Ruin Explorer
Legend
The difference between Sorcerers and Wizards, in terms of actual theme is basically nothing. People can talk about like "inner power" and so but really they're basically interchangeable. 5E only made them closer after weirdly dumping an actually-differentiated Sorcerer who was in the playtests (without playtesting the bland 3E-esque one we got IIRC).I know there’s a bit of a mechanical difference between them in how the cast, slots, sorcery points, spell lists, etc.
I know there’s a membrane-thin fluff difference between them in one is born to power, one trades for power, and one studies for power. But that has effectively zero impact on the mechanics or actually playing one of the three.

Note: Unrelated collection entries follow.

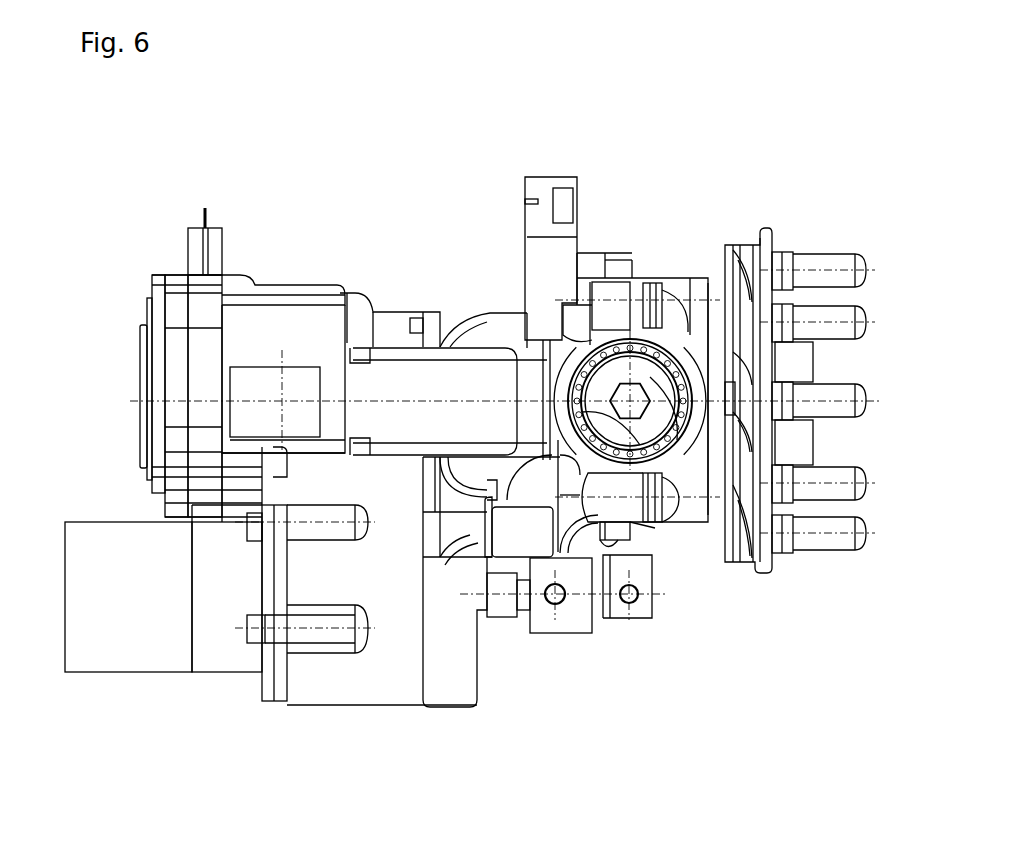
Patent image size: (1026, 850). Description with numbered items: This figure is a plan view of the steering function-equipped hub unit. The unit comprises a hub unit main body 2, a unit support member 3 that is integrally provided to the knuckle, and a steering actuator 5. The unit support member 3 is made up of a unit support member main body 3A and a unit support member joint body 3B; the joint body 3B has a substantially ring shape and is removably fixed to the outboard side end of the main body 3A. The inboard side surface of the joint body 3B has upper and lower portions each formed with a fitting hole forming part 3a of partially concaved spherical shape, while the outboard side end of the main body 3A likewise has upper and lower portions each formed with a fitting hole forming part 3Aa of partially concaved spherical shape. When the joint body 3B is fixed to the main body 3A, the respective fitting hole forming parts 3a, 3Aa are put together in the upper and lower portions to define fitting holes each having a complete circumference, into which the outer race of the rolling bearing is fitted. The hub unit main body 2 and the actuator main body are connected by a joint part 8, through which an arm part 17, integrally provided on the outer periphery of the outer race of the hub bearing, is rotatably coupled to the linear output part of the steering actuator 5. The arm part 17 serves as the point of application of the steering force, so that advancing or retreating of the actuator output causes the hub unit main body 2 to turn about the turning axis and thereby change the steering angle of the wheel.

The hub unit main body 2 is at (760, 212).
The unit support member 3 is at (590, 134).
The unit support member main body 3A is at (450, 378).
The unit support member joint body 3B is at (683, 322).
The fitting hole forming part 3a is at (657, 368).
The fitting hole forming part 3Aa is at (634, 432).
The steering actuator 5 is at (220, 625).
The joint part 8 is at (553, 623).
The arm part 17 is at (622, 612).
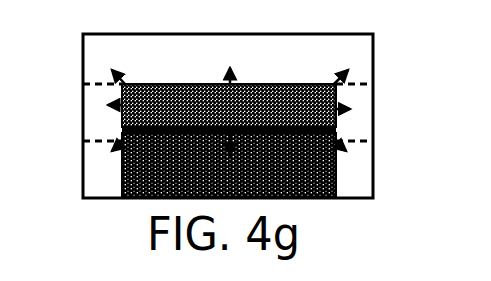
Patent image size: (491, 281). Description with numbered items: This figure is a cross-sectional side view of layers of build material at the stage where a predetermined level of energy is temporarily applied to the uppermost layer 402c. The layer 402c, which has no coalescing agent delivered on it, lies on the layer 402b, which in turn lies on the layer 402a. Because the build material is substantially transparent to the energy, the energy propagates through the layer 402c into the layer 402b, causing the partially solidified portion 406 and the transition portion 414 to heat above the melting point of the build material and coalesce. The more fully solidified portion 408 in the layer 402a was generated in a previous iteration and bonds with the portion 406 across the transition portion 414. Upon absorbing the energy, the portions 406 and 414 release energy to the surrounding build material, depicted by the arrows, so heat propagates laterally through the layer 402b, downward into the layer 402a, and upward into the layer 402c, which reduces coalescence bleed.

The layer of build material 402a is at (83, 183).
The layer of build material 402b is at (83, 125).
The layer of build material 402c is at (83, 73).
The portion 406 is at (128, 84).
The portion 414 is at (338, 137).
The solidified portion 408 is at (336, 170).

But is that all? Even over a decade in to 5E and they just read like excuses to include different casting mechanics.
So fans of these three classes, besides the mechanics, what’s the draw?
Wizard could very easily be a Sorcerer subclass who has access to a lot of extra spells via spellbook-related subclass abilities, for example.

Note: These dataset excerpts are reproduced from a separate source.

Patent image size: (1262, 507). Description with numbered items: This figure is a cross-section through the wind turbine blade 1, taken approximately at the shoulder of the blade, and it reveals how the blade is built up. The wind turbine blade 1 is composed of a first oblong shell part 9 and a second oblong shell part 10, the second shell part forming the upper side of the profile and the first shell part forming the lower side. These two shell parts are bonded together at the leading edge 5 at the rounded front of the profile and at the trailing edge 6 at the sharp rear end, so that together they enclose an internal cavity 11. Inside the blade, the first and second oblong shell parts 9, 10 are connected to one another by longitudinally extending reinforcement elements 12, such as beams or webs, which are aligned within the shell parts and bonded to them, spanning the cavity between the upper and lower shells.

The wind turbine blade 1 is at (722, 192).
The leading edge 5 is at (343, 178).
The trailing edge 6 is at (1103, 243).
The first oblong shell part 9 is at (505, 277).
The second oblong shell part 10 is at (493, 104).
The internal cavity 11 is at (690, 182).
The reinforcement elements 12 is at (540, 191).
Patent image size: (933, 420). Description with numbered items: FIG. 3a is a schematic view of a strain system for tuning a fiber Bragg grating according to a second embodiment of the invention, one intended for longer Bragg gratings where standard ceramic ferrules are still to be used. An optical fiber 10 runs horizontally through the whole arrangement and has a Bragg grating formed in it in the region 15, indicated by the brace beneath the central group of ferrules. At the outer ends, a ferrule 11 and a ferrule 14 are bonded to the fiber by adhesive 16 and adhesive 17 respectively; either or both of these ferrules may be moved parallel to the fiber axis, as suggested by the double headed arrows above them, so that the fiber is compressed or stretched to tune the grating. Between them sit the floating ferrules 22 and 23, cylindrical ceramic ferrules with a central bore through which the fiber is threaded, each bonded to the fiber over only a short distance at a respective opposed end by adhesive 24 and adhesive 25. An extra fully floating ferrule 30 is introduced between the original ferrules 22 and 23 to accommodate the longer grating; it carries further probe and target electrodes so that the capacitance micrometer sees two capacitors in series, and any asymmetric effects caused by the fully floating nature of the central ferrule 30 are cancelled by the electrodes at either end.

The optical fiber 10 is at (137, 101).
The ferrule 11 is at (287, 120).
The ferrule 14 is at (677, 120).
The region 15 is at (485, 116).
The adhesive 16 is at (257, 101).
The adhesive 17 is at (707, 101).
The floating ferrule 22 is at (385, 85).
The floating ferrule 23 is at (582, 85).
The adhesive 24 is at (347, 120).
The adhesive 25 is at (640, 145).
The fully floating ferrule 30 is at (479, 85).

Their mechanics are also fairly similar. Especially in 5E, where even though Wizards lose metamagic (accessed via Feats in 3E), their new memorization/casting regime is very Sorcerer-like.
Warlocks on the other hand are an actually distinct class both mechanically and conceptually. A lot of fantasy casters if you brought them into D&D, it'd be unclear if they were a Wizard or a Sorcerer (particularly as in most fantasy you need both internal power AND training to use magic, not one OR the other), but the few who would be Warlocks are very clear.